天刚蒙蒙亮,陈桂兰就醒了。
招待所窗外,羊城的晨光还没完全铺开,远处街道上已经有了早起赶路的脚步声。
她侧头看了一眼身边,李春花睡得嘴巴微张,赖巧珍缩成一团,刘玉兰的手还搭在枕头边上,指尖还残留着昨晚写信时沾上的墨水印子。
陈桂兰没有叫醒她们,轻手轻脚地下了床,套上外衣,蹲在窗边的搪瓷盆前洗了把脸。
冷水激在脸上,昨夜的种种一下子全涌了回来。
三十多万美金的单子,匿名举报,方科长赌上前途帮她们压下了调查程序。
这些事搁在一起,像一锅大杂烩,有甜有咸,有滚烫也有刺喉。
但陈桂兰活了两辈子,什么风浪没见过。上辈子她在烂草房里饿死的时候,连哭都没力气,这辈子老天爷给了她重来的机会,她就得把每一步都走稳了。
慌?不存在的。
她擦干脸上的水珠,从随身带来的布包里翻出昨天整理好的全套资质文件,一份一份地检查。
每一份都是白纸黑字大红公章,摆出来能铺满半张桌子。
这些文件里只有部分是参加广交会需要的,还有一部分是广交会没要求,但她们为了证明合作社产品的优质主动花钱做的检测和认证报告。

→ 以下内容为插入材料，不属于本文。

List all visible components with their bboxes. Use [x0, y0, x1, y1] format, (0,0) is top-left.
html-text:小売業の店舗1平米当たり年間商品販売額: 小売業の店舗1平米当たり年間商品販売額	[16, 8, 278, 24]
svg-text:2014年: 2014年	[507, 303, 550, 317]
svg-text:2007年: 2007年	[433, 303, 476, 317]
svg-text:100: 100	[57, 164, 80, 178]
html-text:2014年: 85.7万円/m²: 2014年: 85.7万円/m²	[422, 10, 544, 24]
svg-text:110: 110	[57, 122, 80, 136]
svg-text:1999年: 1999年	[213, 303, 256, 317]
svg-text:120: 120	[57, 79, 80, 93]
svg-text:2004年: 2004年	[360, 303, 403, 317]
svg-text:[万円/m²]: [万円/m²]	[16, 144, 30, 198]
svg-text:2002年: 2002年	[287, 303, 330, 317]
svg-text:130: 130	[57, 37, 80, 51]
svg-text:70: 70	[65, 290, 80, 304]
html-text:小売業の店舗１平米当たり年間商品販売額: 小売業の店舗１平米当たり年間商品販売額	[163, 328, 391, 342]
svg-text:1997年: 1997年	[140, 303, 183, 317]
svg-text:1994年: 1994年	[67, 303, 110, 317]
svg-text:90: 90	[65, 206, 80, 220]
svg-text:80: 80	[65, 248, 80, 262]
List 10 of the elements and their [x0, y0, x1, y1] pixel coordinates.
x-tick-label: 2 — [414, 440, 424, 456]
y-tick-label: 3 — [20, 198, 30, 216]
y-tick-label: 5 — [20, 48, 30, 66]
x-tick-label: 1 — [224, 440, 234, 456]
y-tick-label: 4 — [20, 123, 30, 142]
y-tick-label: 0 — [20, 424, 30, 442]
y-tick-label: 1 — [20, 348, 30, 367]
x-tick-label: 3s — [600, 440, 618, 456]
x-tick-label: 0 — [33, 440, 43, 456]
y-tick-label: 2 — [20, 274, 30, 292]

她可以说哪怕是那些国营大厂也没有她们的报告全,这就是她们的底气。
陈桂兰把文件分成两沓,一沓放在自己随身的布包里,一沓交给李春花保管。鸡蛋不能放在一个篮子里,这道理她从上辈子就懂。
“桂兰姐,你起这么早?”
李春花迷迷糊糊地坐起来,揉着眼睛打了个哈欠。
陈桂兰把毛巾搭在架子上,“你们赶紧洗漱,一会儿去食堂吃了早饭,咱们提前到展馆布置。今天刘主任要来,咱们要做的事很多。”
一听“刘主任”三个字,李春花的瞌睡立马醒了大半,一骨碌从床上爬起来。
“对对对,刘主任今天要来!”
赖巧珍和刘玉兰也醒了。
四个人洗漱穿戴,速度比部队出操还利索。
早饭是招待所食堂的白粥配咸菜和她们自己的海鲜酱,陈桂兰吃了两碗粥,一个馒头,吃得扎扎实实。李春花嗓子还是哑的,喝粥的时候直皱眉。
陈桂兰从布包里摸出一个小纸包,打开来是几片晒干的胖大海。